Our class learned the challenges of knowledge management (the knowledge cycle has too much breakage) and the beauty of Google docs and viral marketing. I was pleased to see the promotion of on-line, real-time document sharing touted as the current best solution for thought sharing as I have been actively promoting it at Four Seasons for sharing between us and ourselves.
- Google docs is the newer version of Google groups. No need to go backwards. There is also a corporate version of Google docs that may be worth investigating.
- Risks:
- Google's hardware might crash (make sure we back up once per week)
- Privacy considerations (not the same as using internal tools). However, remember that most IT fraud is done internally.
- Data is crawled for key words - for future advertising use
- Companies like viral marketing because
- To connect relationships between individuals
- Invitations from known sources are more effective
- Puts the burden on customers to market
- What Google has to gain from freeware:
- Weakens competition (pulls users away from traditional software)
- Advertising revenue
- Data mining from profiles, email keywords - Google is invasive!
- Selling of web 2.0 services ($200m US stream... currently)

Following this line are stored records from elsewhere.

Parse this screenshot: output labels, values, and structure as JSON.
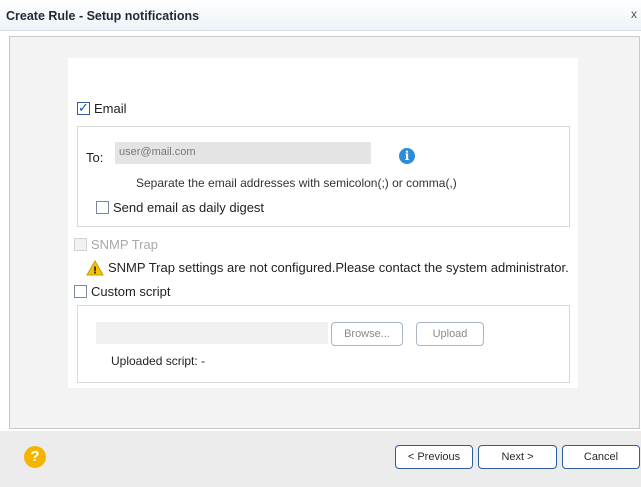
{
  "window": {
    "title": "Create Rule - Setup notifications",
    "close_glyph": "x"
  },
  "email": {
    "label": "Email",
    "checked": true,
    "to_label": "To:",
    "to_value": "user@mail.com",
    "hint": "Separate the email addresses with semicolon(;) or comma(,)",
    "digest_label": "Send email as daily digest",
    "digest_checked": false,
    "info_icon": "info-icon",
    "info_glyph": "i"
  },
  "snmp": {
    "label": "SNMP Trap",
    "disabled": true,
    "warning": "SNMP Trap settings are not configured.Please contact the system administrator.",
    "warning_icon": "warning-icon",
    "warning_glyph": "!"
  },
  "custom_script": {
    "label": "Custom script",
    "checked": false,
    "browse_label": "Browse...",
    "upload_label": "Upload",
    "uploaded_text": "Uploaded script: -"
  },
  "footer": {
    "previous_label": "< Previous",
    "next_label": "Next >",
    "cancel_label": "Cancel",
    "help_icon": "help-icon",
    "help_glyph": "?"
  },
  "colors": {
    "accent": "#2c5e9e",
    "info": "#2e8cd6",
    "warning": "#f5c400",
    "help": "#f5b400"
  }
}
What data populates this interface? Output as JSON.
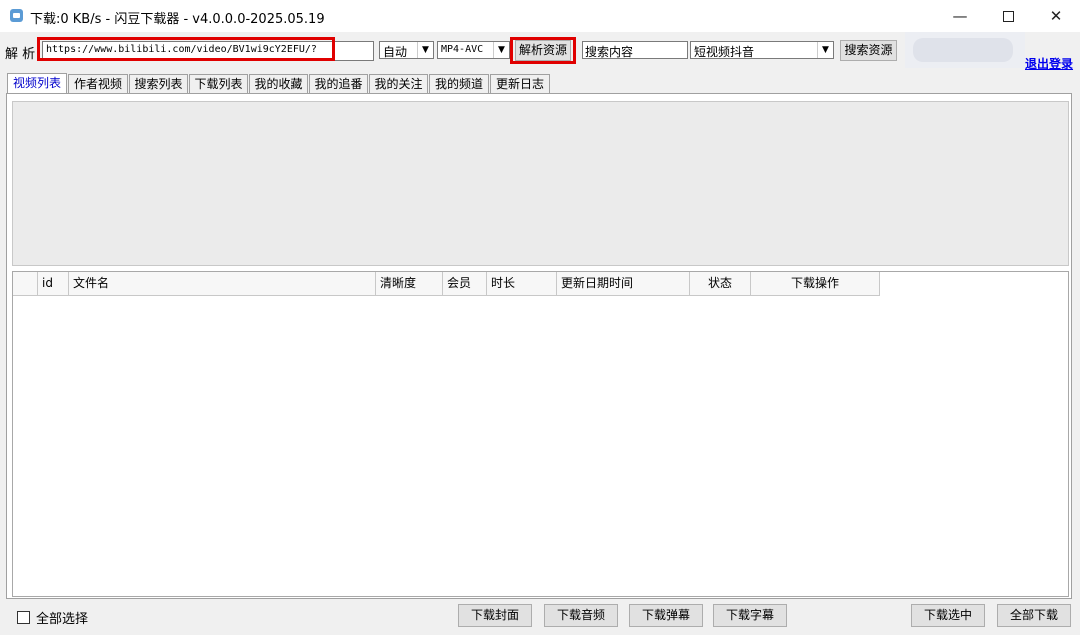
{
  "window": {
    "title": "下载:0 KB/s - 闪豆下载器 - v4.0.0.0-2025.05.19",
    "minimize_glyph": "—",
    "close_glyph": "✕"
  },
  "toolbar": {
    "parse_label": "解 析",
    "url_value": "https://www.bilibili.com/video/BV1wi9cY2EFU/?",
    "quality_value": "自动",
    "format_value": "MP4-AVC",
    "parse_button": "解析资源",
    "search_value": "搜索内容",
    "platform_value": "短视频抖音",
    "search_button": "搜索资源",
    "logout_link": "退出登录",
    "dropdown_glyph": "▼"
  },
  "tabs": [
    {
      "label": "视频列表",
      "active": true
    },
    {
      "label": "作者视频"
    },
    {
      "label": "搜索列表"
    },
    {
      "label": "下载列表"
    },
    {
      "label": "我的收藏"
    },
    {
      "label": "我的追番"
    },
    {
      "label": "我的关注"
    },
    {
      "label": "我的频道"
    },
    {
      "label": "更新日志"
    }
  ],
  "table": {
    "columns": [
      "",
      "id",
      "文件名",
      "清晰度",
      "会员",
      "时长",
      "更新日期时间",
      "状态",
      "下载操作"
    ],
    "rows": []
  },
  "bottom": {
    "select_all": "全部选择",
    "download_cover": "下载封面",
    "download_audio": "下载音频",
    "download_danmaku": "下载弹幕",
    "download_subtitle": "下载字幕",
    "download_selected": "下载选中",
    "download_all": "全部下载"
  },
  "colors": {
    "highlight_frame": "#e00000",
    "active_tab_text": "#0000cc",
    "link": "#0000ee"
  }
}
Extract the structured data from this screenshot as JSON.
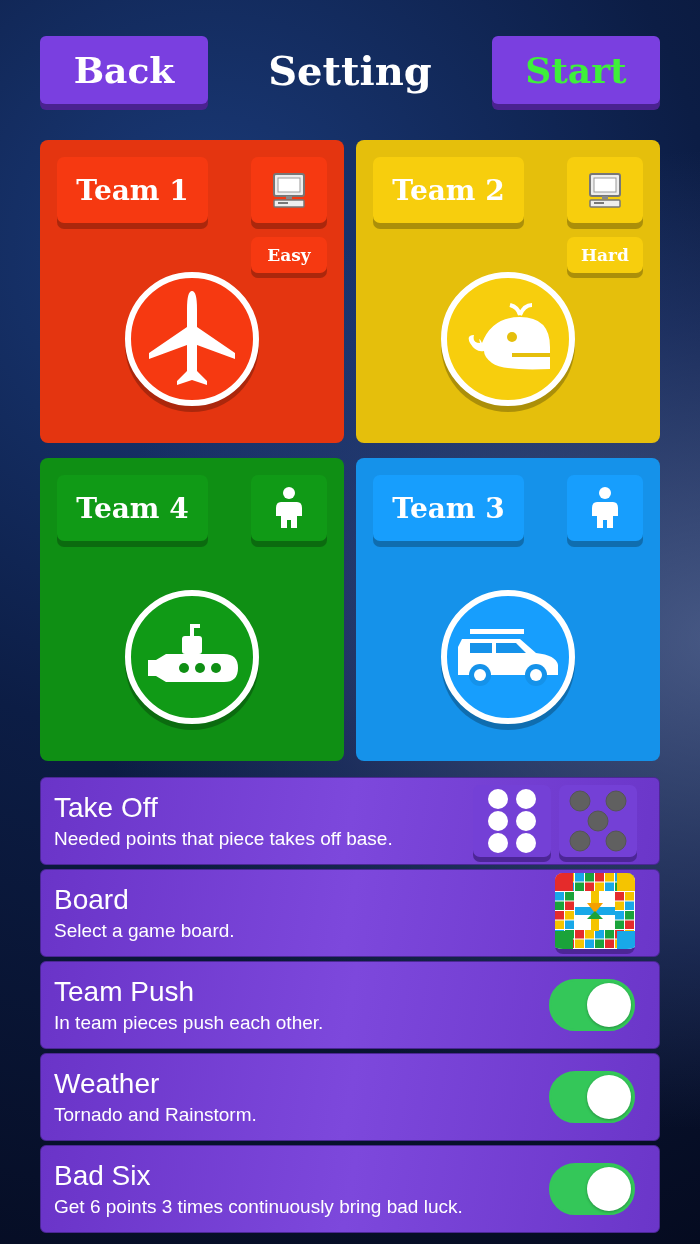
{
  "header": {
    "back": "Back",
    "title": "Setting",
    "start": "Start"
  },
  "teams": [
    {
      "name": "Team 1",
      "color": "#e43510",
      "player": {
        "kind": "computer"
      },
      "difficulty": "Easy",
      "emblem": {
        "kind": "plane"
      }
    },
    {
      "name": "Team 2",
      "color": "#e5bf0c",
      "player": {
        "kind": "computer"
      },
      "difficulty": "Hard",
      "emblem": {
        "kind": "whale"
      }
    },
    {
      "name": "Team 4",
      "color": "#0f8f14",
      "player": {
        "kind": "human"
      },
      "emblem": {
        "kind": "submarine"
      }
    },
    {
      "name": "Team 3",
      "color": "#1592ea",
      "player": {
        "kind": "human"
      },
      "emblem": {
        "kind": "car"
      }
    }
  ],
  "settings": [
    {
      "kind": "dice",
      "title": "Take Off",
      "description": "Needed points that piece takes off base.",
      "dice": [
        {
          "kind": "six",
          "selected": true
        },
        {
          "kind": "five",
          "selected": false
        }
      ]
    },
    {
      "kind": "board",
      "title": "Board",
      "description": "Select a game board."
    },
    {
      "kind": "toggle",
      "title": "Team Push",
      "description": "In team pieces push each other.",
      "on": true
    },
    {
      "kind": "toggle",
      "title": "Weather",
      "description": "Tornado and Rainstorm.",
      "on": true
    },
    {
      "kind": "toggle",
      "title": "Bad Six",
      "description": "Get 6 points 3 times continuously bring bad luck.",
      "on": true
    }
  ]
}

- Suggestions for Wikis as used by the big players:
The message about old-school knowledge management is that it requires to much downstream decision-making. Effective knowledge management requires the distribution of decision making.
TechnoTips
- •You can download videos from YouTube – you need FF; download “download helper” www.downloadhelper.net – you also need to download the flv player 1.33
- •Why Wikipedia works: Purists will argue that the data in wikipedia is unreliable; however, the reality is that most of the knowledge we rely on to operate in the world doesn’t have to be 100% accurate – we can operate highly effective if we have reasonably reliable but not 100% reliable data – Wikipedia is a great starting point
- •Wikipedia is used 200X more on-line than Britannica
- •Wiki tread carefully. Sharing with customers has risks
- Customers can change your web pages – they may post things that do not reflect the corporation
- •Employees could post something that contradicts the company position
- What you shouldn’t post on a company blog/wiki (for the wiki guidelines):•No financials•No product road map•No negative comments about customers (or company)

2 comments:
What was the reaction of upper cadres at Four Seasons? Did they embrace the idea of real-time document sharing? If not, how did you get around their apprehensions?

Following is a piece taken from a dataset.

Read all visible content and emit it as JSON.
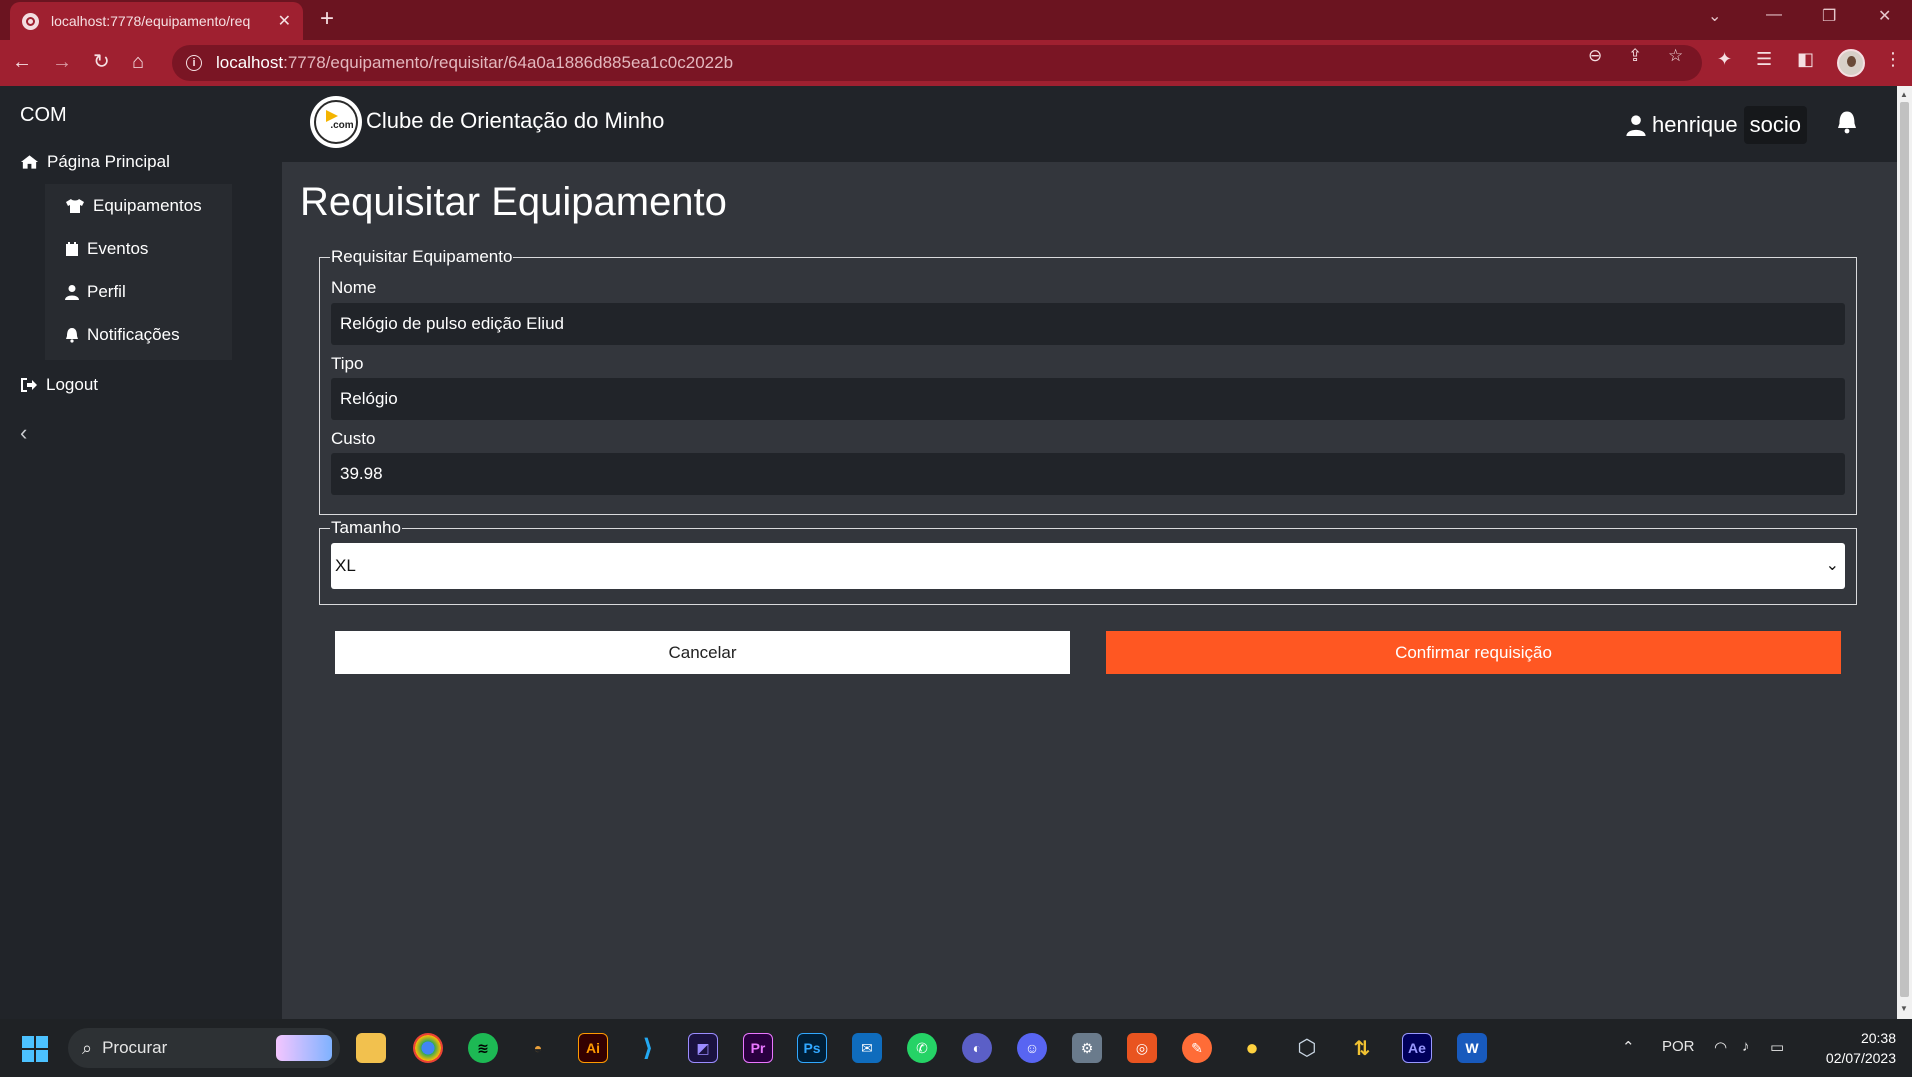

It's still a pretty new phenomenon which is happening grass roots - I am not sure "upper cadres" are even aware. We really only started jumping in around November (2007).
Sharing information has been a significant challenge - within the company we have departments on different servers, so documents on one drive aren't universally available, and then we have multiple external vendors who are distributed across North America.
It's still too early to make a best-practices recommendation to senior management, but within the next couple of months I see that happening.